The broad goal of this multidisciplinary project is to critically investigate the concept of free will in natural science (neuroscience and physics) and to study the implications of an upgraded theory of free will for the most relevant disciplines of the social sciences and humanities. Important questions are: how to reconcile our obvious feeling of being free agents, with recent findings in natural science? How to conceive of moral and legal responsibility / autonomy in view of a refined concept of free will? What are some of the most important consequences and lessons humanities and social sciences can draw from an informed debate on free will? Applications are especially encouraged from:

• specialists in neuroscience, neurobiology or a related discipline with experience in Libet-like experiments in neuroscience and the ability to facilitate collaborations with institutions where such experiments can be carried out, as well as interest in foundational (‘philosophical’) questions related to free will;

• specialists in analytic philosophy (e.g. philosophy of science, or a related field), interested in critical investigation of the most prominent theories of free will in (analytic) philosophy and neuroscience in order to derive synthetic views leading to one or a handful of powerful‘working’ definitions of free will with experience or interest in investigating theimplications of such ‘working’ definitions in legal philosophy, history, and other disciplines;

• specialists in legal theory interested in critically investigation of whether current legal systems are grounded in the theological, philosophical and

ethical doctrines on human moral autonomy, or in development of a comparative case study including at least two legal systems that assume different positions on human decision making.

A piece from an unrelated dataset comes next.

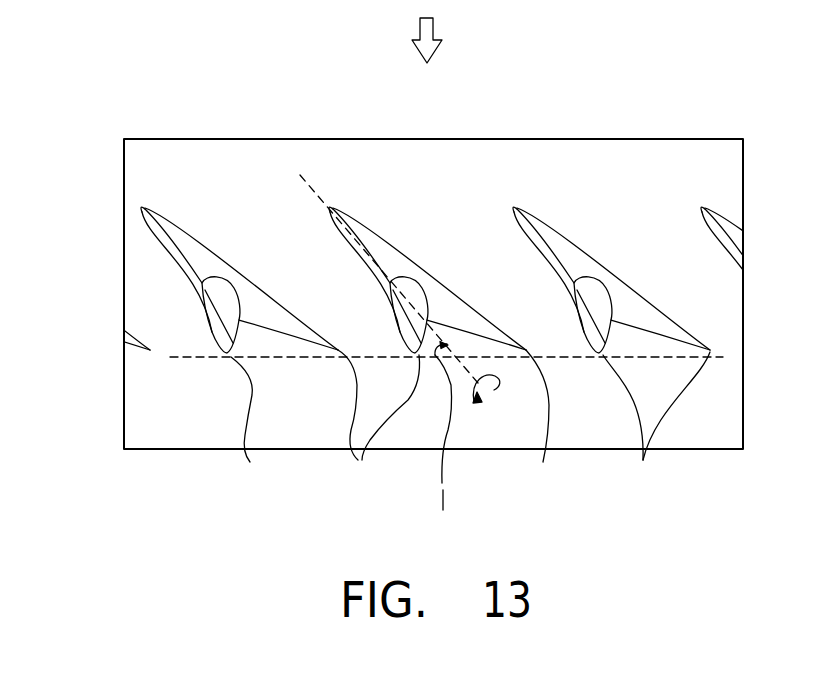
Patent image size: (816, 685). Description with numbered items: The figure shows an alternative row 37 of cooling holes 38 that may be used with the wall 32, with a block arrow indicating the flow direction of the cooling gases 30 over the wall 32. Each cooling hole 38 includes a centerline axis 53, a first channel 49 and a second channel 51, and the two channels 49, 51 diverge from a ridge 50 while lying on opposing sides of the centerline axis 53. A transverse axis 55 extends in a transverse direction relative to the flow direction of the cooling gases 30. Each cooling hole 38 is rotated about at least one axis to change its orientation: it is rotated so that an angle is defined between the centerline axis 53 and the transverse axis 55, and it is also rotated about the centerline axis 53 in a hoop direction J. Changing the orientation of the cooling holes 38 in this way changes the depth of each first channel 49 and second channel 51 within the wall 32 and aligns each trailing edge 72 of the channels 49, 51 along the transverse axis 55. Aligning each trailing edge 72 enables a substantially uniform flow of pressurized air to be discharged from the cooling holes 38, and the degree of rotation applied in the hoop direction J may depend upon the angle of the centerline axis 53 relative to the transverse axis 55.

Project 3: MATERIAL RELATIONS: A MULTIDISCIPLINARY PERSPECTIVE ON MATERIALITY AND SUBJECTIVITY

This team, comprised of humanities and social sciences scholars, is looking beyond the Cartesian view of the relations between humans and materials as rooted in the ideal of human reason’s dominion over the physical environment. In our preliminary conversations we have drawn on Vitalist, Augustinian, and Indigenous theories to form a tentative hypothesis that many – perhaps all – material relationships can productively be described in terms of love, understood as political, pathological or affective, as erotic pleasure-seeking or a self-denying concession to the reality of others. We intend to augment our humanistic theories with scientific data that may draw on social media behavior, the construction of identities through consumer activity, and biological research on ecosystems and organism-environment relationality. Applications are especially encouraged from:

• specialists in consumer behavior, social media and community formation, material exchange in society, or related topic. Candidate should have experience with quantitative methods and data analysis;

• specialists in ecology, biology, biochemistry, or cybernetics working on symbiosis, substantiating feedback loops, biosemiotics, or even chemical bonds, biochemical pathways, photosynthesis, metabolism, sexual reproduction, genetics, or virology.